Lavoratori sfruttati, dissenso negato, Tibet e minoranze sotto silenzio: nella celebrazione del patto per la nuova via della Seta i diritti umani rappresentano un'occasione mancata della diplomazia italiana (da Renzi e Gentiloni a Di Maio)

Sergio Mattarella con il presidente della repubblica popolare cinese xi Jinping

Un memorandum d'intesa, ma anche oltre 30 accordi tra imprese e istituti di Cina e Italia. È fissato per sabato a villa Madama il momento clou della visita del presidente cinese Xi Jinping in Italia. Un ruolo strategico è giocato da Cassa Depositi e prestiti con il varo dei cosiddetti "Panda Bond" obbligazioni emesse in valuta cinese - il renmimbi - per sostenere le aziende italiane presenti in Cina e che intendono entrare nel paese asiatico.

Un dragone in casa | Come sarà la nuova via della Seta 

Non solo via della seta quindi, la 'One Belt One Road' che ridisegnerà gli equilibri economici e geopolitici mondiali a fronte di un investimento stimato di almeno 900 miliardi di dollari per nuove infrastrutture terrestri, ferroviare e marittime.

Eppure, c'è un grande assente in questo scambio tra Occidente e Oriente: i diritti umani.

Il memorandum Italia-Cina se da una parte rappresenta una cornice ideale per un incremento delle collaborazioni economiche, ha lasciato in ombra il tema dei diritti sociali e del lavoro. 

Lo ha ricordato lo stesso presidente della Repubblica Sergio Mattarella nelle dichiarazioni alla stampa al termine dell'incontro con il presidente cinese Xi Jinping.

"L'antica Via della Seta - sono state le parole del presidente italiano - fu strumento di conoscenza fra popoli e di condivisione di reciproche scoperte. Anche la Nuova deve essere una strada a doppio senso di percorrenza e lungo di essa devono transitare, oltre alle merci anche idee, talenti, conoscenze, soluzioni lungimiranti a problemi comuni e progetti di futuro".

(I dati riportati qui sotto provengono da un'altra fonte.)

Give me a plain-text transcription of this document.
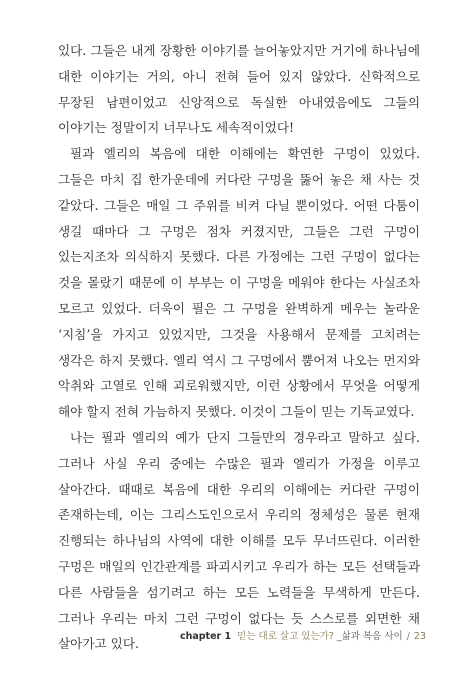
있다. 그들은 내게 장황한 이야기를 늘어놓았지만 거기에 하나님에 대한 이야기는 거의, 아니 전혀 들어 있지 않았다. 신학적으로 무장된 남편이었고 신앙적으로 독실한 아내였음에도 그들의 이야기는 정말이지 너무나도 세속적이었다!

필과 엘리의 복음에 대한 이해에는 확연한 구멍이 있었다. 그들은 마치 집 한가운데에 커다란 구멍을 뚫어 놓은 채 사는 것 같았다. 그들은 매일 그 주위를 비켜 다닐 뿐이었다. 어떤 다툼이 생길 때마다 그 구멍은 점차 커졌지만, 그들은 그런 구멍이 있는지조차 의식하지 못했다. 다른 가정에는 그런 구멍이 없다는 것을 몰랐기 때문에 이 부부는 이 구멍을 메워야 한다는 사실조차 모르고 있었다. 더욱이 필은 그 구멍을 완벽하게 메우는 놀라운 ‘지침’을 가지고 있었지만, 그것을 사용해서 문제를 고치려는 생각은 하지 못했다. 엘리 역시 그 구멍에서 뿜어져 나오는 먼지와 악취와 고열로 인해 괴로워했지만, 이런 상황에서 무엇을 어떻게 해야 할지 전혀 가늠하지 못했다. 이것이 그들이 믿는 기독교였다.

나는 필과 엘리의 예가 단지 그들만의 경우라고 말하고 싶다. 그러나 사실 우리 중에는 수많은 필과 엘리가 가정을 이루고 살아간다. 때때로 복음에 대한 우리의 이해에는 커다란 구멍이 존재하는데, 이는 그리스도인으로서 우리의 정체성은 물론 현재 진행되는 하나님의 사역에 대한 이해를 모두 무너뜨린다. 이러한 구멍은 매일의 인간관계를 파괴시키고 우리가 하는 모든 선택들과 다른 사람들을 섬기려고 하는 모든 노력들을 무색하게 만든다. 그러나 우리는 마치 그런 구멍이 없다는 듯 스스로를 외면한 채 살아가고 있다.	chapter 1 믿는 대로 살고 있는가? _삶과 복음 사이 / 23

Il richiamo di Mattarella arriva in modo quanto più solenne: "L'intensificazione dei nostri rapporti economici deve passare attraverso la creazione di un contesto quanto più aperto e trasparente possibile; in cui i soggetti economici dei due Paesi possano agire in maniera equivalente, reciprocamente libera ed equilibrata, con la rimozione di barriere, che ancora si frappongono ai flussi commerciali". 

Mattarella punta il dito sulla tutela della proprietà intellettuale (non staremo qui a parlare degli innumerevoli casi di falsari made in china, ndr) nonché sul rispetto del principi "sociali, economici e ambientali".

Ancora Mattarella auspica un confronto sui diritti umani anche alla luce del mandato italiano nel Consiglio dei Diritti Umani delle Nazioni Unite. Dialogo cui la Cina si dice pronta come assicurato il Presidente della Repubblica Popolare Cinese, Xi Jinping, durante i colloqui al Quirinale.

Eppure, c'è ancora un altro eppure: al di là delle dichiarazioni di facciata poco o nulla si è fatto per cambiare lo status quo. 
Va ricordato che l'Italia ha iniziato a far parte dell’iniziativa cinese già nel 2015 diventando uno dei 57 membri fondatori dell’Asian infrastructure investment bank che finanzia le infrastrutture lungo le nuove vie della seta. E nel 2017 l'ex presidente del Consiglio Paolo Gentiloni è stato l’unico leader del G7 a partecipare al primo forum della Bri, ipotizzando futuri investimenti cinesi a Genova e Trieste.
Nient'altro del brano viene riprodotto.